5.20.2009

Iraqi Dinar-All Is Quiet Are You Buying Iraqi Dinar?



So Are You Buying Iraqi Dinar? Let's Hear From You!

Excerpt From Article On Thriving Dinar Trade In Japan.

Saturday, May 9, 2009
Speculators turn to shaky Iraqi currency
By MINORU MATSUTANI
Staff writer

...Customers are buying into Iraq for several reasons, including the expectation of economic recovery, a desire to help the economy and the dream of a more than 500-fold capital gain. With a short list of competitors in the dinar exchange market, Rise International and other exchange houses running a similar business are thriving.


"When I heard about the dinar, I thought I would buy it for the same reason I buy lottery tickets," said Katsunori Arai, 50, who bought seven 25,000 dinar bills from Rise International. "People are suffering there, so I am hoping the Iraqi economy will recover."...

...The currency is a minor one, the political situation there is unstable, and we don't get much information about Iraq. Above all, buying for quadruple the trading rate is too much," Shieida said. "If you buy it, it should be with money you won't regret losing."


Motohiro Ono of the Middle East Research Institute of Japan said the political, economic and security situation in Iraq is clearly better than right before the U.S.-led invasion in 2003, and thus the current dinar level is very low.

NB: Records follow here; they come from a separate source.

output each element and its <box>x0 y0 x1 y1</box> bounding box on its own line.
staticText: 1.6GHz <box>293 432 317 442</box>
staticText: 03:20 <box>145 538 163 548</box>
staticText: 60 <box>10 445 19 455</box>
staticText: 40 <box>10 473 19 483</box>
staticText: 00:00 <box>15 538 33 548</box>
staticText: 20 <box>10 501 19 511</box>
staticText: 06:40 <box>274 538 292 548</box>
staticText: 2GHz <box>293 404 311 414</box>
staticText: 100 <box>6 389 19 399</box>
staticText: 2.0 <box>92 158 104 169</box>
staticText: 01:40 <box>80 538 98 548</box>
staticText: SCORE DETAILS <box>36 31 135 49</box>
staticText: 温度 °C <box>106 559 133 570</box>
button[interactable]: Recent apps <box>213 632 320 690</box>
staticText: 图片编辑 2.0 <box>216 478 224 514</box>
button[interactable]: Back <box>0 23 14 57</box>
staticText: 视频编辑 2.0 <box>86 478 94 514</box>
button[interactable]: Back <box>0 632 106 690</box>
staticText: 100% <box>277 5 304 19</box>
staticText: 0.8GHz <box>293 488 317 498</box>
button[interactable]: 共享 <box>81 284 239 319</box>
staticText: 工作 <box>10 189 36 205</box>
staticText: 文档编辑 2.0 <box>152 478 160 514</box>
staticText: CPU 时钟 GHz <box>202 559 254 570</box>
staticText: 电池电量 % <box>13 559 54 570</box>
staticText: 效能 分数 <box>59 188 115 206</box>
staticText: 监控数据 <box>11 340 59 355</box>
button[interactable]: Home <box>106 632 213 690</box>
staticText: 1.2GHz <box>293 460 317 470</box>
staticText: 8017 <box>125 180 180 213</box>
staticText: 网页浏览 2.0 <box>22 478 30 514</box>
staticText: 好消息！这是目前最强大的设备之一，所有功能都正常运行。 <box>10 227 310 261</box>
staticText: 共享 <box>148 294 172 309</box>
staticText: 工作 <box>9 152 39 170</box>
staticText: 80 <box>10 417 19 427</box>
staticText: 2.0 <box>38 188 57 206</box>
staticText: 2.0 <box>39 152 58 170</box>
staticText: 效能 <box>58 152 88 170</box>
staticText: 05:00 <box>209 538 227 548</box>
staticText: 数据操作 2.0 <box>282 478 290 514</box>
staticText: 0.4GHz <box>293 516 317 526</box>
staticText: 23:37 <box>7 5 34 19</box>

However, the stability is based largely on the security situation, and it may become unstable again as the U.S. withdraws its forces, who, because they are neutral, are probably better at suppressing tribal conflicts than local soldiers hired by the Iraqi government, he said.
If conflicts break out, the locals may join their tribes instead of fulfilling their governmental duties of suppressing conflicts, he said.


On the macroeconomic front, Iraq has been keeping prices of goods stable, compared with the figures in the 1990s.


The inflation rate in Iraq fluctuated between minus 8 percent and 8 percent from January 2007 to this March, and the dinar has been gradually strengthening against the dollar, from about 1,300 dinar per dollar to about 1,170 dinar in the same period, according to the Central Bank of Iraq.


The dinar was worth $3.20 before the U.N. embargo that followed Iraq's 1990 invasion of Kuwait, according to GlobalSecurity.org, a Web site compiling information on defense. Inflation mushroomed and the currency plummeted further on massive printing of counterfeit currency, driving the dinar down to anywhere between 3,500 and 4,000 against the dollar by mid-April 2003.


To improve the situation, the U.S.-led transition government Coalition Provisional Authority issued new dinar bills with watermarks and other technology making it difficult to counterfeit in October 2003.


Expectations of the dinar's appreciation against the dollar prompted Americans to start similar businesses, which inspired Taniguchi to start his.
Taniguchi gets dinar delivered from currency brokers who fly in from Saudi Arabia and other Middle Eastern countries with backpacks full of unwrinkled dinar bills worth about ¥10 million to ¥15 million, he said.


The brokers visit Japan every other week, he said. Taniguchi pays the brokers in dollars, he added.


He attributed his success to "honestly explaining risks."


Rise International will exchange bills if the Iraqi government issues new bills, he said. If his company goes bankrupt, clients can change the dinar to dollars and other currencies in the Middle East, he said.


What he is most cautious of is to make sure bills he sells are genuine. He said the current bills have watermarks and use other technology to prevent counterfeiting, and he has never seen fake dinar bills.